Coping with Superior Vena Cava Syndrome in Childhood Cancer
Superior vena cava syndrome (SVCS) occurs when a person’s superior vena cava is partially blocked or compressed. The superior vena cava is a major vein in a person’s body. It carries blood from the head, neck, upper chest, and arms to the heart. Cancer is usually the main cause of SVCS.
More than 90% of cases of superior vena cava obstruction (SVCO) are caused by cancer – most commonly bronchogenic carcinoma, typically a tumour outside the vessel compressing the vessel wall – but it can, sometimes, have a benign cause.
SVCS is rare in children. However, SVCS in children can be life threatening. If your child has signs of SVCS, it is important to contact their health care team immediately.

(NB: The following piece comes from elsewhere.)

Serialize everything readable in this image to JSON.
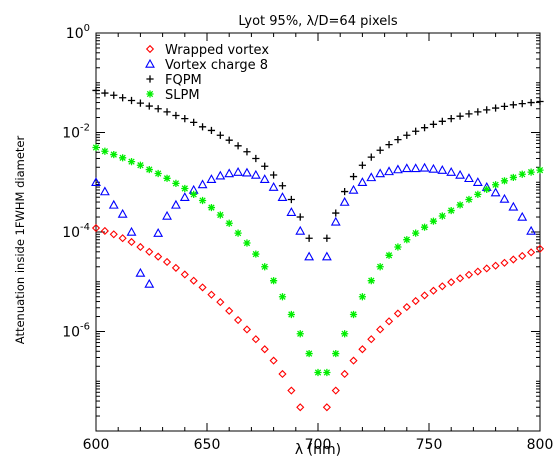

A child’s trachea is smaller and softer than an adult’s trachea; this means that it can swell or become constricted quickly, causing breathing problems.
SVCS may develop quickly, completely blocking the airway. When this occurs, a person may need a ventilator to help with breathing until the blockage is treated. More commonly, if the blockage develops slowly, other veins may enlarge to carry extra blood. In these situations, the symptoms may be milder.
Sometimes, people with SVCS may not need treatment until SVCS is diagnosed. Or, they may not need treatment right away. This depends on whether the symptoms are mild, the trachea is not blocked, and blood is flowing well through other veins in the chest. At other times the CVS can be dealt with in various ways.